Zudem wusste Pilatus von seinem Inlandsgeheimdienst, dass von diesem Wanderprediger mit seinen transzendenten Ideen keine Gefahr für die römische Besatzungsmacht ausgeht. Genau das bestätigt sich, als Pilatus den Wanderprediger verhört. Da redet Jesus von „Wahrheit“ und von einem „jenseitigen Reich Gottes“. Pilatus, der Realpolitiker, wiegelt ab: „Ach, was ist denn schon Wahrheit (Johannes 18,38)? Wir Römer theologisieren nicht und wir philosophieren nicht. Wir Römer herrschen!“
Spätestens jetzt hätte im Rechtsstaat der Freispruch auf ganzer Linie kommen müssen. Der Richter ist sicher, dass der Angeklagte keinerlei Schuld hat. Doch Pilatus wirft alle seine rechtlichen Maßstäbe über Bord und setzt den Prozess als Politiker fort. Politikern geht es nicht um Recht oder Wahrheit, sondern schlicht und einfach um Macht (Max Weber). Pilatus spürt, dass er beim jüdischen Besatzungsvolk an Ansehen und damit an Macht gewinnen würde, wenn er Jesus hinrichten würde. Und diese Chance, seine Beliebtheitswerte zu steigern, lässt sich Pilatus nicht entgehen. Dreisterweise wäscht er noch seine Hände in Unschuld (Matthäus 27,24). Pilatus ist ein Machtpolitiker, der größtes Unrecht verursacht und dabei trotzdem nach außen eine weiße Weste inszeniert.

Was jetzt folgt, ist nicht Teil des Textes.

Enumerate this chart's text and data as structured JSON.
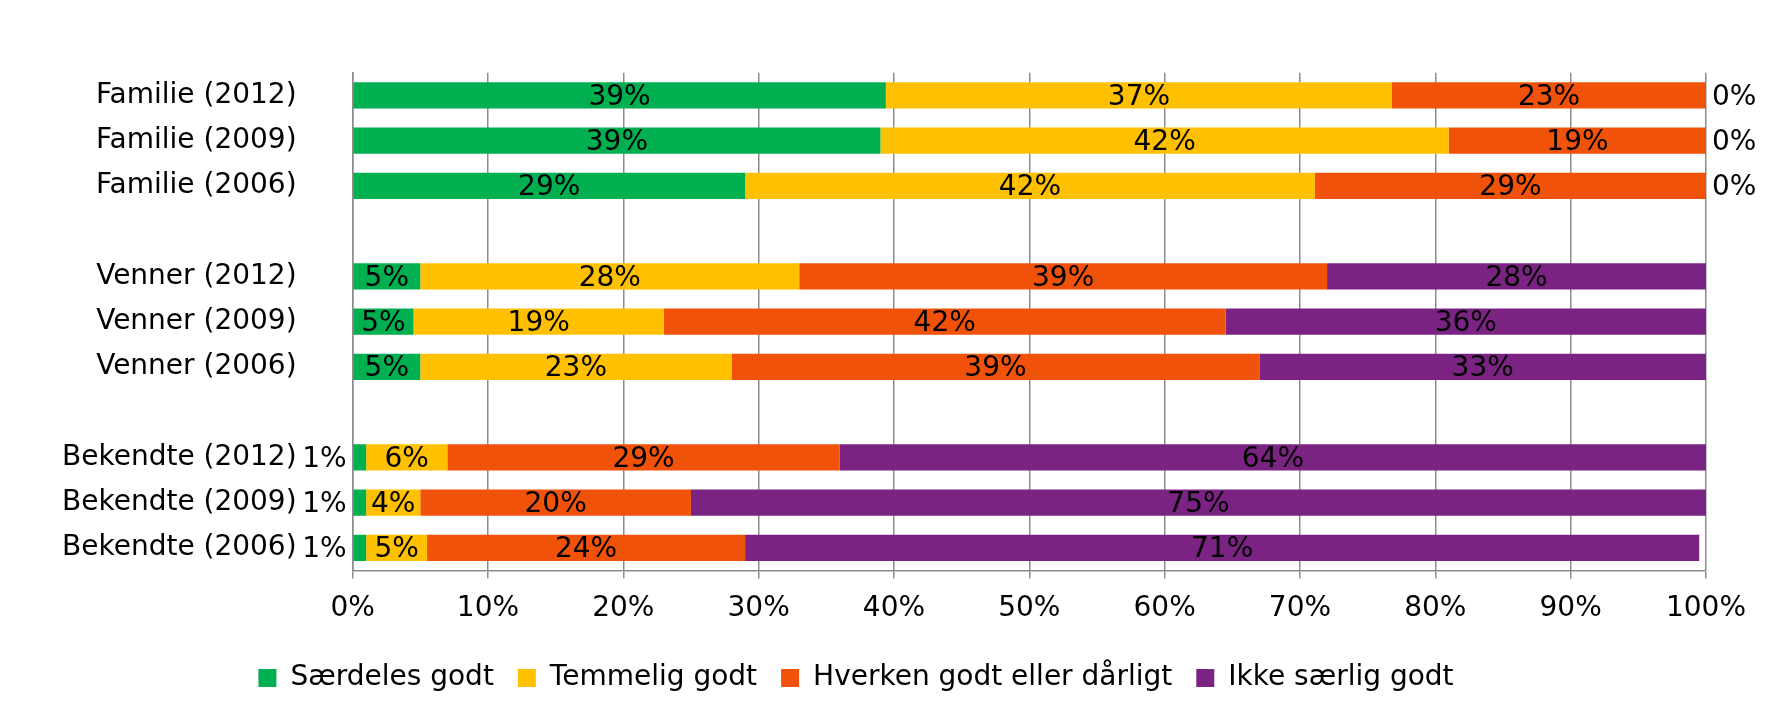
{
  "chart_data": {
    "type": "bar",
    "orientation": "horizontal",
    "stacked": true,
    "categories": [
      "Familie (2012)",
      "Familie (2009)",
      "Familie (2006)",
      null,
      "Venner (2012)",
      "Venner (2009)",
      "Venner (2006)",
      null,
      "Bekendte (2012)",
      "Bekendte (2009)",
      "Bekendte (2006)"
    ],
    "series": [
      {
        "name": "Særdeles godt",
        "color": "#00b050",
        "values": [
          39.4,
          39.0,
          29.0,
          null,
          5.0,
          4.5,
          5.0,
          null,
          1.0,
          1.0,
          1.0
        ],
        "value_labels": [
          "39%",
          "39%",
          "29%",
          null,
          "5%",
          "5%",
          "5%",
          null,
          "1%",
          "1%",
          "1%"
        ]
      },
      {
        "name": "Temmelig godt",
        "color": "#ffc000",
        "values": [
          37.4,
          42.0,
          42.1,
          null,
          28.0,
          18.5,
          23.0,
          null,
          6.0,
          4.0,
          4.5
        ],
        "value_labels": [
          "37%",
          "42%",
          "42%",
          null,
          "28%",
          "19%",
          "23%",
          null,
          "6%",
          "4%",
          "5%"
        ]
      },
      {
        "name": "Hverken godt eller dårligt",
        "color": "#f0520a",
        "values": [
          23.2,
          19.0,
          28.9,
          null,
          39.0,
          41.5,
          39.0,
          null,
          29.0,
          20.0,
          23.5
        ],
        "value_labels": [
          "23%",
          "19%",
          "29%",
          null,
          "39%",
          "42%",
          "39%",
          null,
          "29%",
          "20%",
          "24%"
        ]
      },
      {
        "name": "Ikke særlig godt",
        "color": "#7b2382",
        "values": [
          0,
          0,
          0,
          null,
          28.0,
          35.5,
          33.0,
          null,
          64.0,
          75.0,
          70.5
        ],
        "value_labels": [
          "0%",
          "0%",
          "0%",
          null,
          "28%",
          "36%",
          "33%",
          null,
          "64%",
          "75%",
          "71%"
        ]
      }
    ],
    "xlim": [
      0,
      100
    ],
    "xticks": [
      {
        "value": 0,
        "label": "0%"
      },
      {
        "value": 10,
        "label": "10%"
      },
      {
        "value": 20,
        "label": "20%"
      },
      {
        "value": 30,
        "label": "30%"
      },
      {
        "value": 40,
        "label": "40%"
      },
      {
        "value": 50,
        "label": "50%"
      },
      {
        "value": 60,
        "label": "60%"
      },
      {
        "value": 70,
        "label": "70%"
      },
      {
        "value": 80,
        "label": "80%"
      },
      {
        "value": 90,
        "label": "90%"
      },
      {
        "value": 100,
        "label": "100%"
      }
    ],
    "grid": "x",
    "legend": "bottom"
  }
}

Es ist interessant, wie nüchtern und historisch wahrscheinlich die Evangelien uns die gesellschaftspolitischen Interesssenlagen der Kreuzigung Jesu schildern. Und die Frage von damals ist bis heute aktuell: Wie kann der Rechtsstaat und damit das Recht der einfachen Menschen gegenüber machtbesessenen Politikern und gegenüber säuberungseifrigen Gutmenschen gesichert werden?

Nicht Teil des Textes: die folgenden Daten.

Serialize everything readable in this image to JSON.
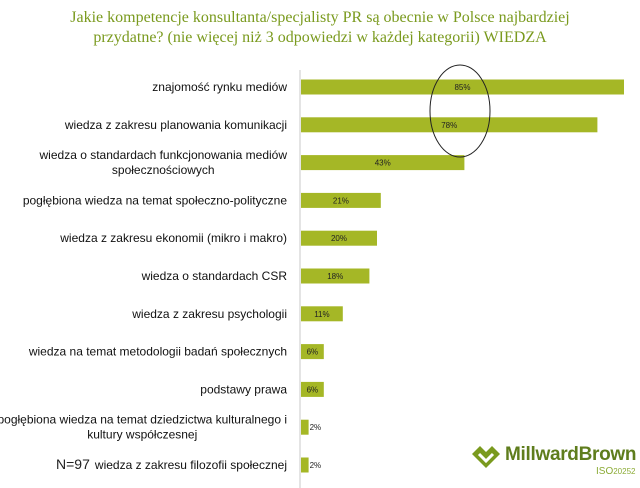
{
  "title_line1": "Jakie kompetencje konsultanta/specjalisty PR są obecnie w Polsce najbardziej",
  "title_line2": "przydatne? (nie więcej niż 3 odpowiedzi w każdej kategorii) WIEDZA",
  "n_label": "N=97",
  "logo": {
    "brand": "MillwardBrown",
    "iso": "ISO",
    "iso_num": "20252"
  },
  "colors": {
    "bar": "#a5b726",
    "title": "#7a9a1e",
    "ellipse": "#222222"
  },
  "chart_data": {
    "type": "bar",
    "orientation": "horizontal",
    "title": "Jakie kompetencje konsultanta/specjalisty PR są obecnie w Polsce najbardziej przydatne? (nie więcej niż 3 odpowiedzi w każdej kategorii) WIEDZA",
    "categories": [
      [
        "znajomość rynku mediów"
      ],
      [
        "wiedza z zakresu planowania komunikacji"
      ],
      [
        "wiedza o standardach funkcjonowania mediów",
        "społecznościowych"
      ],
      [
        "pogłębiona wiedza na temat społeczno-polityczne"
      ],
      [
        "wiedza z zakresu ekonomii (mikro i makro)"
      ],
      [
        "wiedza o standardach CSR"
      ],
      [
        "wiedza z zakresu psychologii"
      ],
      [
        "wiedza na temat metodologii badań społecznych"
      ],
      [
        "podstawy prawa"
      ],
      [
        "pogłębiona wiedza na temat dziedzictwa kulturalnego i",
        "kultury współczesnej"
      ],
      [
        "wiedza z zakresu filozofii społecznej"
      ]
    ],
    "values": [
      85,
      78,
      43,
      21,
      20,
      18,
      11,
      6,
      6,
      2,
      2
    ],
    "value_labels": [
      "85%",
      "78%",
      "43%",
      "21%",
      "20%",
      "18%",
      "11%",
      "6%",
      "6%",
      "2%",
      "2%"
    ],
    "xlim": [
      0,
      100
    ],
    "highlight": "ellipse around the top two bars",
    "grid": false,
    "legend": "none"
  }
}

Christen bringen an dieser Stelle noch eine zusätzliche ganz andere Perspektive ein. Sie sehen in diesem Geschehen ein Gottesgeschenk. Gott bleibt mit dem rechtlosen Christus in tiefster Verbindung und wandelt in seiner Allmacht das menschliche Unrecht zur Erlösung. „Es ist besser, ein Mensch sterbe für das Volk, als dass das ganze Volk verderbe“ (Johannes 11,50). Das jämmerliche Ende des menschlichen Rechtsstaates verwandelt Gott zur Rechtsgrundlage seiner göttlichen Versöhnung. Das ist das Wunder von Karfreitag: „Ihr gedachtet es böse zu machen. Aber Gott gedachte es gut zu machen (Genesis 50,20).“ Einer hat es als erster erkannt. Ein römischer Henker spricht ausgerechnet direkt unter dem Kreuz Jesu das erste christliche Glaubensbekenntnis: „Wahrlich, dieser Mensch ist Gottes Sohn gewesen“ (Markus 15,39).
„Also hat Gott die Welt geliebt, dass er seinen eingeborenen Sohn dahingab, damit alle, die an ihn glauben, nicht verloren werden, sondern das ewige Leben haben“ (Johannes 3,16).